Leukocyte and bacterial counts do not correlate with severity of symptoms in men with chronic prostatitis: the National Institutes of Health Chronic Prostatitis Cohort Study.J Urol. 2002 Sep; 168(3):1048-53.JU
We examine whether leukocytes and bacteria correlate with symptom severity in men with chronic prostatitis/chronic pelvic pain syndrome.
MATERIALS AND METHODS
All 488 men screened into the National Institutes of Health Chronic Prostatitis Cohort Study before close of recruitment on August 22, 2001 were selected for analysis. The National Institutes of Health Chronic Prostatitis Symptom Index, including subscores, were used to measure symptoms. Urethral inflammation was defined as white blood cell (WBC) counts of 1 or more (1+) in the first voided urine. Participants were classified as category IIIa based on WBC counts of 5 or more, or 10 or more (5+, 10+) in the expressed prostatic secretion, or 1+ or 5+ either in the post-expressed prostatic secretion urine (voided urine 3) or semen. Uropathogens were classified as localizing if the designated bacterial species were absent in voided urine 1 and voided urine 2 but present in expressed prostatic secretion, voided urine 3 or semen, or present in expressed prostatic secretion, voided urine 3 or semen at 2 log concentrations higher than at voided urine 1 or 2. Associations between symptoms, and inflammation and infection were investigated using generalized Mantel-Haenszel methods.

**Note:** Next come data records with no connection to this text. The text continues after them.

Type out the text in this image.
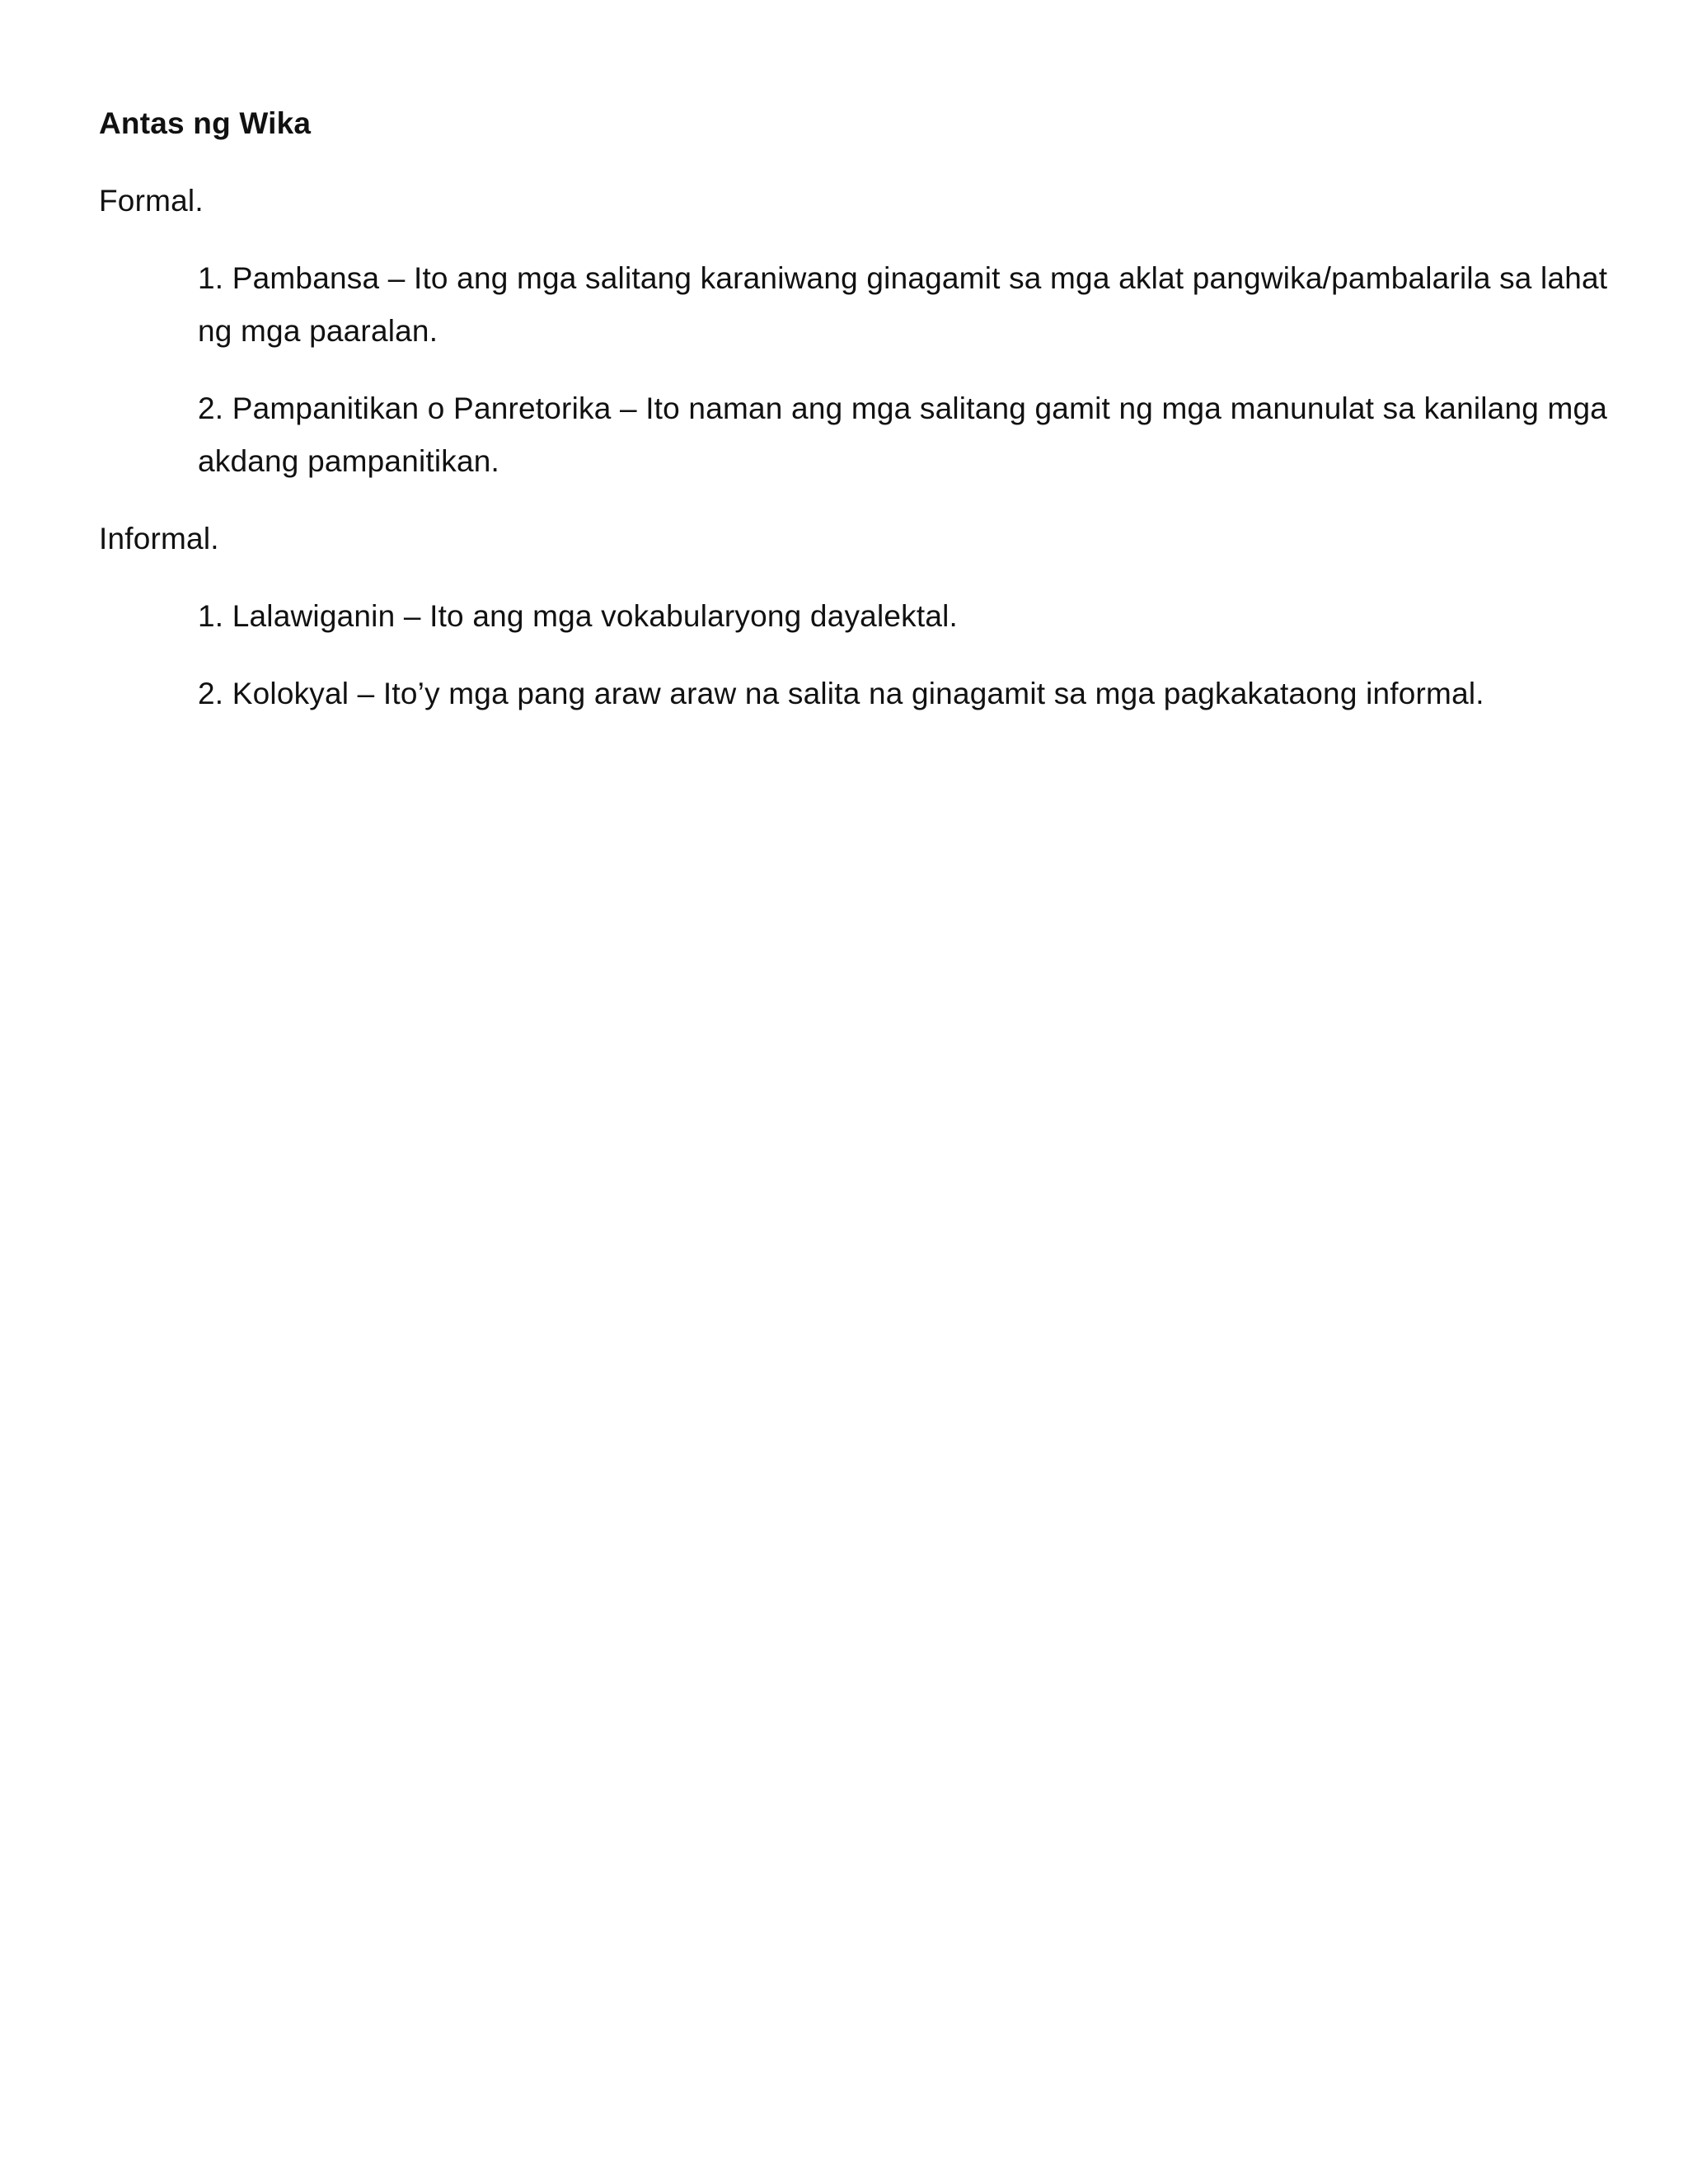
Antas ng Wika
Formal.
1. Pambansa – Ito ang mga salitang karaniwang ginagamit sa mga aklat pangwika/pambalarila sa lahat ng mga paaralan.
2. Pampanitikan o Panretorika – Ito naman ang mga salitang gamit ng mga manunulat sa kanilang mga akdang pampanitikan.
Informal.
1. Lalawiganin – Ito ang mga vokabularyong dayalektal.
2. Kolokyal – Ito’y mga pang araw araw na salita na ginagamit sa mga pagkakataong informal.
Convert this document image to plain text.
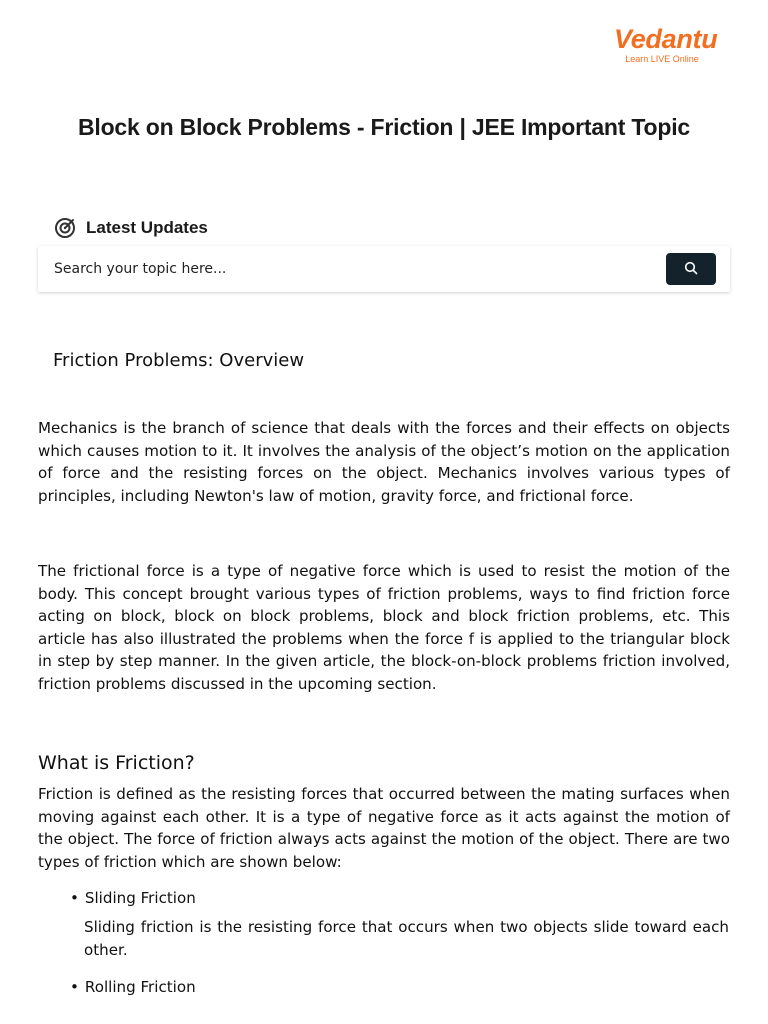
Vedantu
Learn LIVE Online
Block on Block Problems - Friction | JEE Important Topic
Latest Updates
Search your topic here...
Friction Problems: Overview

Mechanics is the branch of science that deals with the forces and their effects on objects which causes motion to it. It involves the analysis of the object’s motion on the application of force and the resisting forces on the object. Mechanics involves various types of principles, including Newton's law of motion, gravity force, and frictional force.

The frictional force is a type of negative force which is used to resist the motion of the body. This concept brought various types of friction problems, ways to find friction force acting on block, block on block problems, block and block friction problems, etc. This article has also illustrated the problems when the force f is applied to the triangular block in step by step manner. In the given article, the block-on-block problems friction involved, friction problems discussed in the upcoming section.

What is Friction?

Friction is defined as the resisting forces that occurred between the mating surfaces when moving against each other. It is a type of negative force as it acts against the motion of the object. The force of friction always acts against the motion of the object. There are two types of friction which are shown below:

• Sliding Friction

Sliding friction is the resisting force that occurs when two objects slide toward each other.

• Rolling Friction
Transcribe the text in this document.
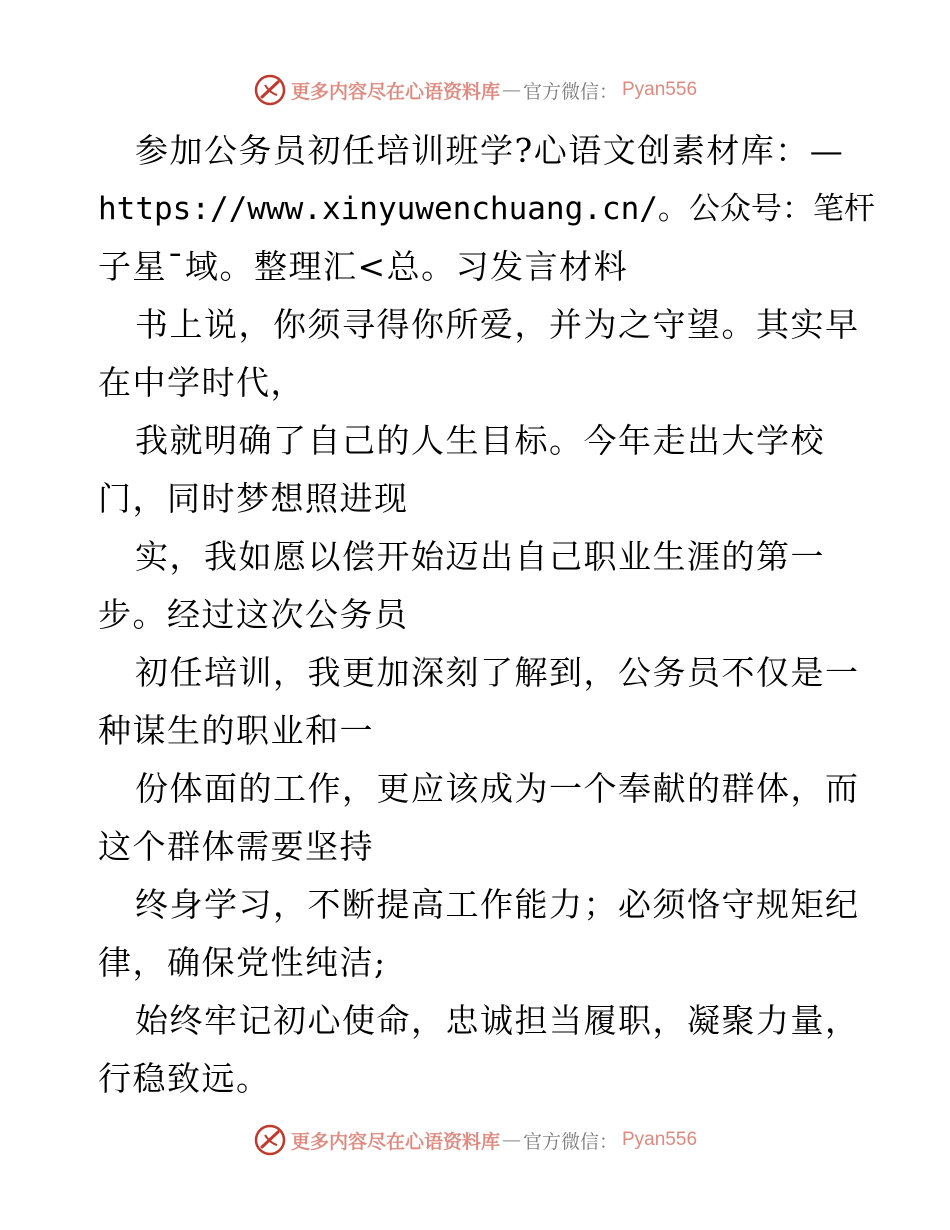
更多内容尽在心语资料库 — 官方微信： Pyan556
参加公务员初任培训班学?心语文创素材库：—
https://www.xinyuwenchuang.cn/。公众号：笔杆
子星¯域。整理汇<总。习发言材料
书上说，你须寻得你所爱，并为之守望。其实早
在中学时代，
我就明确了自己的人生目标。今年走出大学校
门，同时梦想照进现
实，我如愿以偿开始迈出自己职业生涯的第一
步。经过这次公务员
初任培训，我更加深刻了解到，公务员不仅是一
种谋生的职业和一
份体面的工作，更应该成为一个奉献的群体，而
这个群体需要坚持
终身学习，不断提高工作能力；必须恪守规矩纪
律，确保党性纯洁;
始终牢记初心使命，忠诚担当履职，凝聚力量，
行稳致远。
更多内容尽在心语资料库 — 官方微信： Pyan556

Of all participants 50% had urethral leukocytes and of 397 with expressed prostatic secretion samples 194 (49%) and 122 (31%) had 5+ or 10+ WBCs in expressed prostatic secretion, respectively. The prevalence of category IIIa ranged from 90% to 54%, depending on the composite set of cut points. None of the index measures were statistically different (p >0.10) for selected leukocytosis subgroups. Based on prostate and semen cultures, 37 of 488 men (8%) had at least 1 localizing uropathogen. None of the index measures were statistically different (p >0.10) for selected bacterial culture subgroups.
Although men with chronic prostatitis routinely receive anti-inflammatory and antimicrobial therapy, we found that leukocytes and bacterial counts as we defined them do not correlate with severity of symptoms. These findings suggest that factors other than leukocytes and bacteria also contribute to symptoms associated with chronic pelvic pain syndrome.